Und dann ist es vorbei. Wieso jetzt und was diese letzte Sequenz nach den Stückelungen wieder einfangen wollte oder ob überhaupt, das bleibt eine unlösbare Frage. Die vereinzelten Bravo-Rufe am Ende des Stücks erschließen sich auch nur dann, wenn man die Leistung der Tänzer und der Cellistin wie auch das Anliegen des Projekts honorieren will, das nicht einfache Thema der Heimat in einem knapp einstündigen Werk auf die Bühne zu bringen.
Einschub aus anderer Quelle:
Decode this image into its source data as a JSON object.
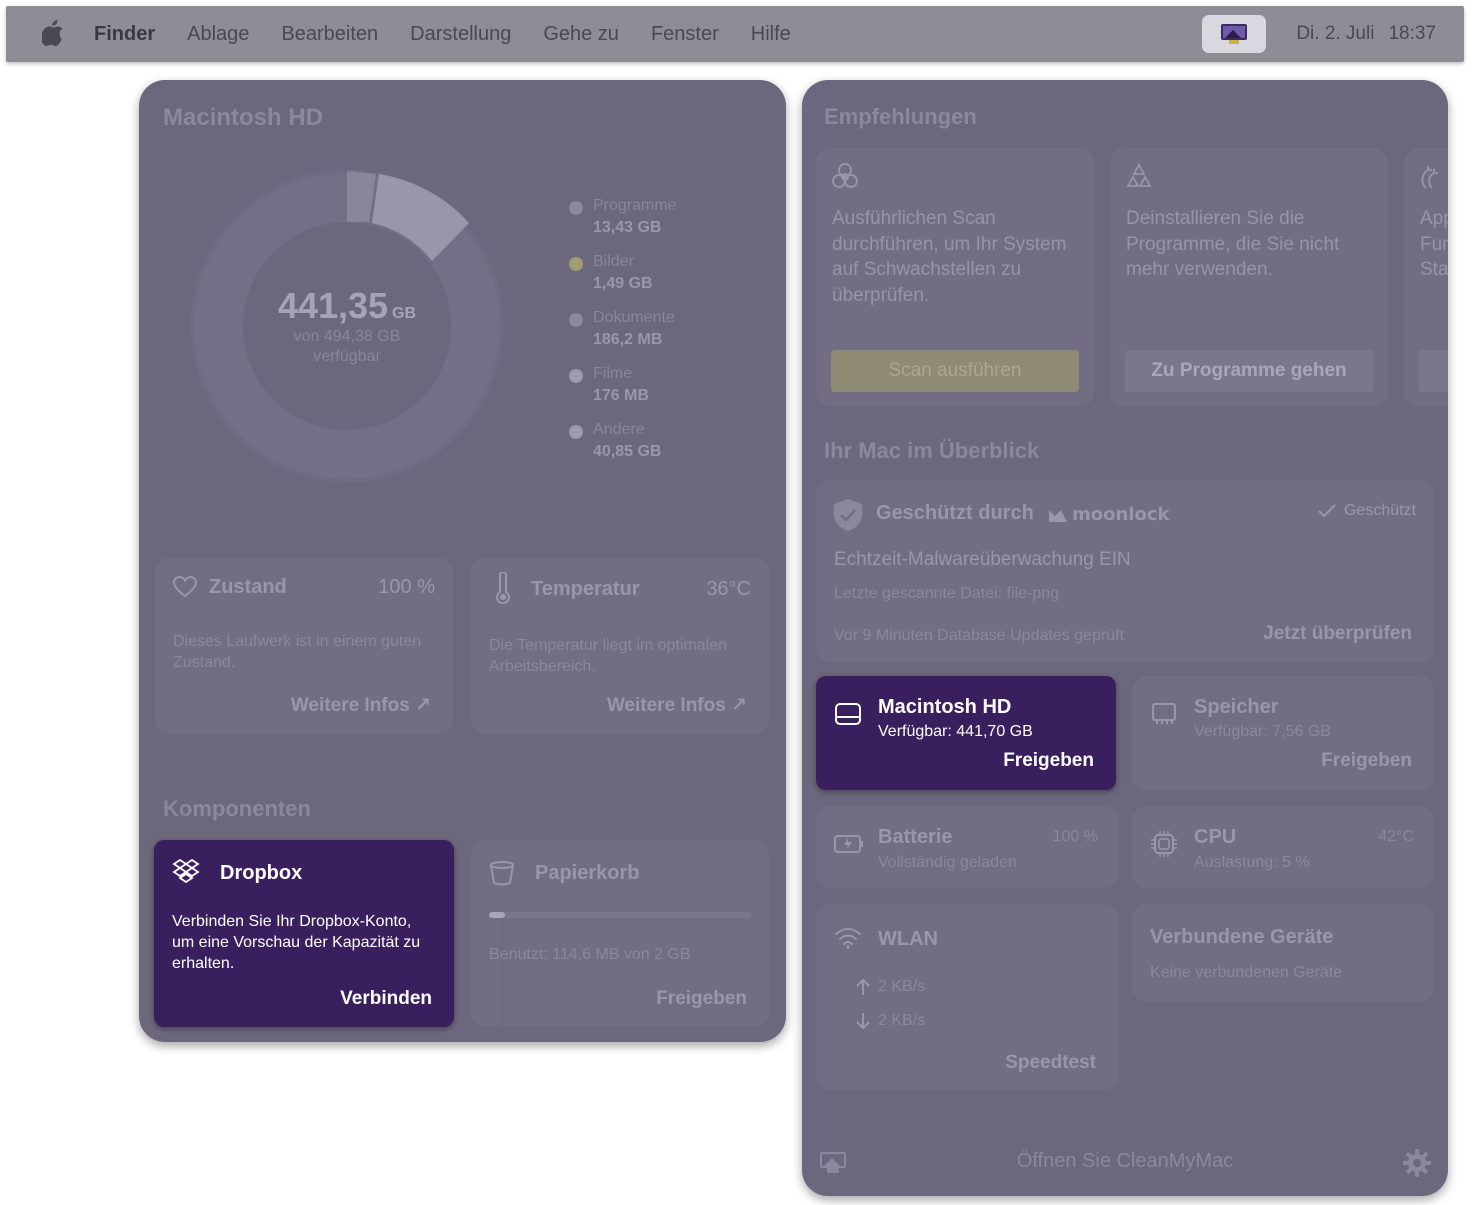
{
  "menubar": {
    "apple_icon": "apple-logo-icon",
    "items": [
      "Finder",
      "Ablage",
      "Bearbeiten",
      "Darstellung",
      "Gehe zu",
      "Fenster",
      "Hilfe"
    ],
    "status_icon": "cleanmymac-menu-icon",
    "date": "Di. 2. Juli",
    "time": "18:37"
  },
  "storage": {
    "title": "Macintosh HD",
    "available": "441,35",
    "unit": "GB",
    "of_total": "von 494,38 GB",
    "available_label": "verfügbar",
    "legend": [
      {
        "label": "Programme",
        "value": "13,43 GB",
        "color": "#8d889b"
      },
      {
        "label": "Bilder",
        "value": "1,49 GB",
        "color": "#a09c6e"
      },
      {
        "label": "Dokumente",
        "value": "186,2 MB",
        "color": "#8d889b"
      },
      {
        "label": "Filme",
        "value": "176 MB",
        "color": "#9e9aad"
      },
      {
        "label": "Andere",
        "value": "40,85 GB",
        "color": "#9e9aad"
      }
    ]
  },
  "health": {
    "title": "Zustand",
    "value": "100 %",
    "text": "Dieses Laufwerk ist in einem guten Zustand.",
    "link": "Weitere Infos ↗"
  },
  "temperature": {
    "title": "Temperatur",
    "value": "36°C",
    "text": "Die Temperatur liegt im optimalen Arbeitsbereich.",
    "link": "Weitere Infos ↗"
  },
  "components": {
    "title": "Komponenten",
    "dropbox": {
      "title": "Dropbox",
      "text": "Verbinden Sie Ihr Dropbox-Konto, um eine Vorschau der Kapazität zu erhalten.",
      "link": "Verbinden"
    },
    "trash": {
      "title": "Papierkorb",
      "used": "Benutzt: 114,6 MB von 2 GB",
      "used_fraction": 0.057,
      "link": "Freigeben"
    }
  },
  "recommendations": {
    "title": "Empfehlungen",
    "items": [
      {
        "icon": "biohazard-icon",
        "text": "Ausführlichen Scan durchführen, um Ihr System auf Schwachstellen zu überprüfen.",
        "button": "Scan ausführen"
      },
      {
        "icon": "apps-icon",
        "text": "Deinstallieren Sie die Programme, die Sie nicht mehr verwenden.",
        "button": "Zu Programme gehen"
      },
      {
        "icon": "update-icon",
        "text": "App\nFun\nSta",
        "button": ""
      }
    ]
  },
  "overview": {
    "title": "Ihr Mac im Überblick",
    "protection": {
      "title": "Geschützt durch",
      "brand": "moonlock",
      "status": "Geschützt",
      "realtime": "Echtzeit-Malwareüberwachung EIN",
      "last_file": "Letzte gescannte Datei: file-png",
      "updates": "Vor 9 Minuten Database Updates geprüft",
      "check_link": "Jetzt überprüfen"
    },
    "disk": {
      "title": "Macintosh HD",
      "sub": "Verfügbar: 441,70 GB",
      "link": "Freigeben"
    },
    "memory": {
      "title": "Speicher",
      "sub": "Verfügbar: 7,56 GB",
      "link": "Freigeben"
    },
    "battery": {
      "title": "Batterie",
      "value": "100 %",
      "sub": "Vollständig geladen"
    },
    "cpu": {
      "title": "CPU",
      "value": "42°C",
      "sub": "Auslastung: 5 %"
    },
    "wlan": {
      "title": "WLAN",
      "up": "2 KB/s",
      "down": "2 KB/s",
      "link": "Speedtest"
    },
    "devices": {
      "title": "Verbundene Geräte",
      "sub": "Keine verbundenen Geräte"
    }
  },
  "footer": {
    "open": "Öffnen Sie CleanMyMac",
    "app_icon": "cleanmymac-icon",
    "settings_icon": "gear-icon"
  },
  "colors": {
    "panel": "#6c677c",
    "card": "#726d82",
    "accent_purple": "#3a1f5f",
    "scan_button": "#8f8a74"
  }
}
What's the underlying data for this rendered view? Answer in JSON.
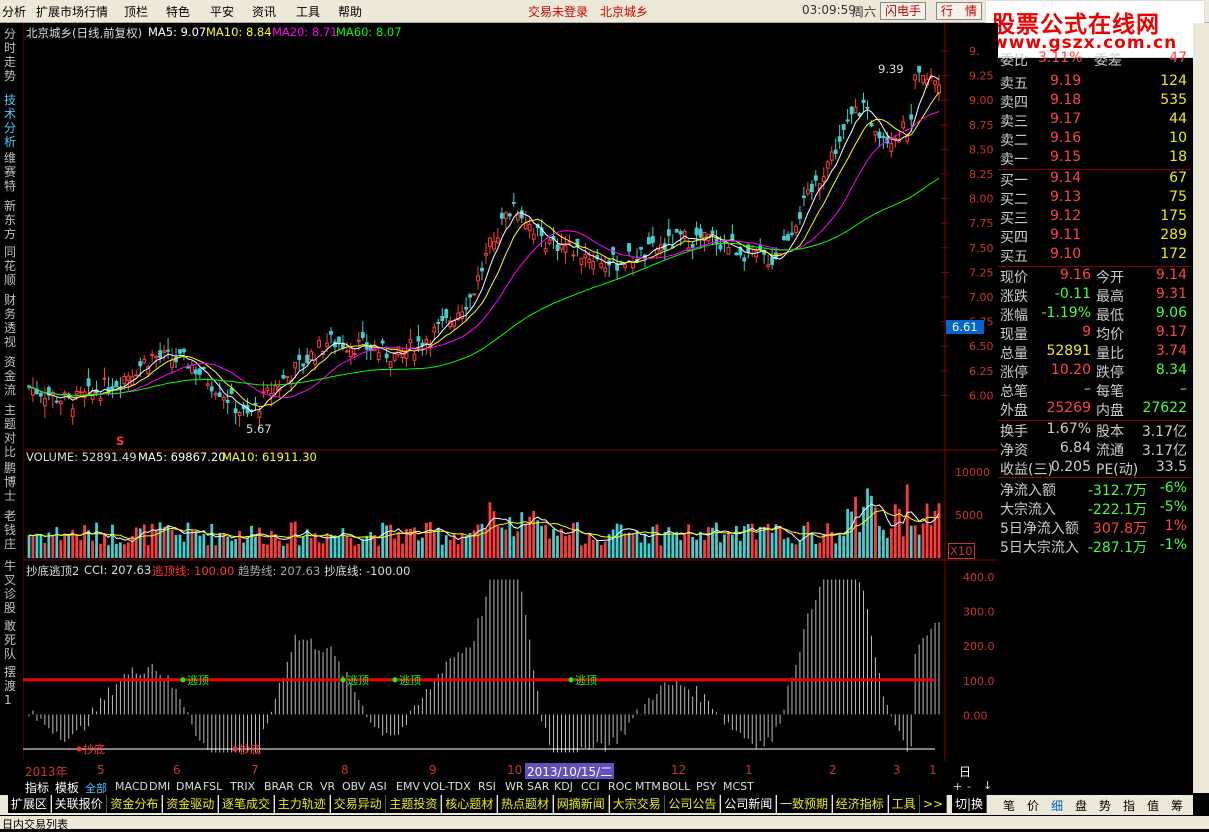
{
  "menu": {
    "items": [
      "分析",
      "扩展市场行情",
      "顶栏",
      "特色",
      "平安",
      "资讯",
      "工具",
      "帮助"
    ],
    "status_login": "交易未登录",
    "status_stock": "北京城乡",
    "clock": "03:09:59",
    "weekday": "周六",
    "btn_flash": "闪电手",
    "btn_quote": "行　情"
  },
  "logo": {
    "line1": "股票公式在线网",
    "line2": "www.gszx.com.cn"
  },
  "left_tabs": [
    "分时走势",
    "技术分析",
    "维赛特",
    "新东方",
    "同花顺",
    "财务透视",
    "资金流",
    "主题对比",
    "鹏博士",
    "老钱庄",
    "牛叉诊股",
    "敢死队",
    "摆渡1"
  ],
  "main_chart": {
    "title": "北京城乡(日线,前复权)",
    "ma5": "MA5: 9.07",
    "ma10": "MA10: 8.84",
    "ma20": "MA20: 8.71",
    "ma60": "MA60: 8.07",
    "high_label": "9.39",
    "low_label": "5.67",
    "current_price_tag": "6.61",
    "s_marker": "S",
    "y_ticks": [
      "9.",
      "9.25",
      "9.00",
      "8.75",
      "8.50",
      "8.25",
      "8.00",
      "7.75",
      "7.50",
      "7.25",
      "7.00",
      "6.75",
      "6.50",
      "6.25",
      "6.00"
    ]
  },
  "volume_chart": {
    "label": "VOLUME: 52891.49",
    "ma5": "MA5: 69867.20",
    "ma10": "MA10: 61911.30",
    "y_ticks": [
      "10000",
      "5000"
    ],
    "unit": "X10"
  },
  "indicator_chart": {
    "name": "抄底逃顶2",
    "cci": "CCI: 207.63",
    "escape_line": "逃顶线: 100.00",
    "trend_line": "趋势线: 207.63",
    "bottom_line": "抄底线: -100.00",
    "y_ticks": [
      "400.0",
      "300.0",
      "200.0",
      "100.0",
      "0.00"
    ],
    "signal_top": "逃顶",
    "signal_bottom": "抄底"
  },
  "x_axis": {
    "labels": [
      "2013年",
      "5",
      "6",
      "7",
      "8",
      "9",
      "10",
      "2013/10/15/二",
      "12",
      "1",
      "2",
      "3",
      "1"
    ],
    "period": "日线"
  },
  "indicator_tabs": [
    "指标",
    "模板",
    "全部",
    "MACD",
    "DMI",
    "DMA",
    "FSL",
    "TRIX",
    "BRAR",
    "CR",
    "VR",
    "OBV",
    "ASI",
    "EMV",
    "VOL-TDX",
    "RSI",
    "WR",
    "SAR",
    "KDJ",
    "CCI",
    "ROC",
    "MTM",
    "BOLL",
    "PSY",
    "MCST"
  ],
  "quote_panel": {
    "header": {
      "left": "委比",
      "left_val": "3.11%",
      "right": "委差",
      "right_val": "47"
    },
    "sell": [
      {
        "label": "卖五",
        "price": "9.19",
        "vol": "124"
      },
      {
        "label": "卖四",
        "price": "9.18",
        "vol": "535"
      },
      {
        "label": "卖三",
        "price": "9.17",
        "vol": "44"
      },
      {
        "label": "卖二",
        "price": "9.16",
        "vol": "10"
      },
      {
        "label": "卖一",
        "price": "9.15",
        "vol": "18"
      }
    ],
    "buy": [
      {
        "label": "买一",
        "price": "9.14",
        "vol": "67"
      },
      {
        "label": "买二",
        "price": "9.13",
        "vol": "75"
      },
      {
        "label": "买三",
        "price": "9.12",
        "vol": "175"
      },
      {
        "label": "买四",
        "price": "9.11",
        "vol": "289"
      },
      {
        "label": "买五",
        "price": "9.10",
        "vol": "172"
      }
    ],
    "stats": [
      {
        "l1": "现价",
        "v1": "9.16",
        "l2": "今开",
        "v2": "9.14",
        "c1": "#f44",
        "c2": "#f44"
      },
      {
        "l1": "涨跌",
        "v1": "-0.11",
        "l2": "最高",
        "v2": "9.31",
        "c1": "#4f4",
        "c2": "#f44"
      },
      {
        "l1": "涨幅",
        "v1": "-1.19%",
        "l2": "最低",
        "v2": "9.06",
        "c1": "#4f4",
        "c2": "#4f4"
      },
      {
        "l1": "现量",
        "v1": "9",
        "l2": "均价",
        "v2": "9.17",
        "c1": "#f44",
        "c2": "#f44"
      },
      {
        "l1": "总量",
        "v1": "52891",
        "l2": "量比",
        "v2": "3.74",
        "c1": "#ee0",
        "c2": "#f44"
      },
      {
        "l1": "涨停",
        "v1": "10.20",
        "l2": "跌停",
        "v2": "8.34",
        "c1": "#f44",
        "c2": "#4f4"
      },
      {
        "l1": "总笔",
        "v1": "–",
        "l2": "每笔",
        "v2": "–",
        "c1": "#ccc",
        "c2": "#ccc"
      },
      {
        "l1": "外盘",
        "v1": "25269",
        "l2": "内盘",
        "v2": "27622",
        "c1": "#f44",
        "c2": "#4f4"
      }
    ],
    "fund": [
      {
        "l1": "换手",
        "v1": "1.67%",
        "l2": "股本",
        "v2": "3.17亿"
      },
      {
        "l1": "净资",
        "v1": "6.84",
        "l2": "流通",
        "v2": "3.17亿"
      },
      {
        "l1": "收益(三)",
        "v1": "0.205",
        "l2": "PE(动)",
        "v2": "33.5"
      }
    ],
    "flow": [
      {
        "label": "净流入额",
        "val": "-312.7万",
        "pct": "-6%",
        "c": "#4f4"
      },
      {
        "label": "大宗流入",
        "val": "-222.1万",
        "pct": "-5%",
        "c": "#4f4"
      },
      {
        "label": "5日净流入额",
        "val": "307.8万",
        "pct": "1%",
        "c": "#f44"
      },
      {
        "label": "5日大宗流入",
        "val": "-287.1万",
        "pct": "-1%",
        "c": "#4f4"
      }
    ]
  },
  "bottom_tabs": [
    "扩展区",
    "关联报价",
    "资金分布",
    "资金驱动",
    "逐笔成交",
    "主力轨迹",
    "交易异动",
    "主题投资",
    "核心题材",
    "热点题材",
    "网摘新闻",
    "大宗交易",
    "公司公告",
    "公司新闻",
    "一致预期",
    "经济指标",
    "工具",
    ">>"
  ],
  "bottom_right": {
    "switch": "切|换",
    "tabs": [
      "笔",
      "价",
      "细",
      "盘",
      "势",
      "指",
      "值",
      "筹"
    ]
  },
  "status_text": "日内交易列表",
  "colors": {
    "up": "#ff3b3b",
    "down": "#3fd0d0",
    "ma5": "#ffffff",
    "ma10": "#ffff00",
    "ma20": "#ff00ff",
    "ma60": "#00ff00",
    "axis": "#880000"
  }
}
Hannah Ma stellt im Programm heraus, dass es ihr in der Kunst um Authentizität gehe und darum, dass sich die Künstler vor dem Hintergrund ihrer eigenen Biographie ausdrückten, um somit das Publikum zu berühren. Wenn sich jeder „mit Herzblut“ zum Ausdruck bringt, wie sie betont, dann wird jedoch in einer Gemeinschaftsproduktion deswegen nicht zwangsläufig auch eine Einheit dieser Vielfalt erreicht. Einem Facettenreichtum eine Gestalt zu geben – die freilich auch mit Brüchen spielen kann und nicht einebnen muss – ist dann die Aufgabe der Produktionsleitung. Respekt vor dem authentischen Ausdruck der agierenden Künstler endet nicht, wo man ihre Energien in Bahnen lenkt. Vielleicht beginnt er sogar erst gerade dort.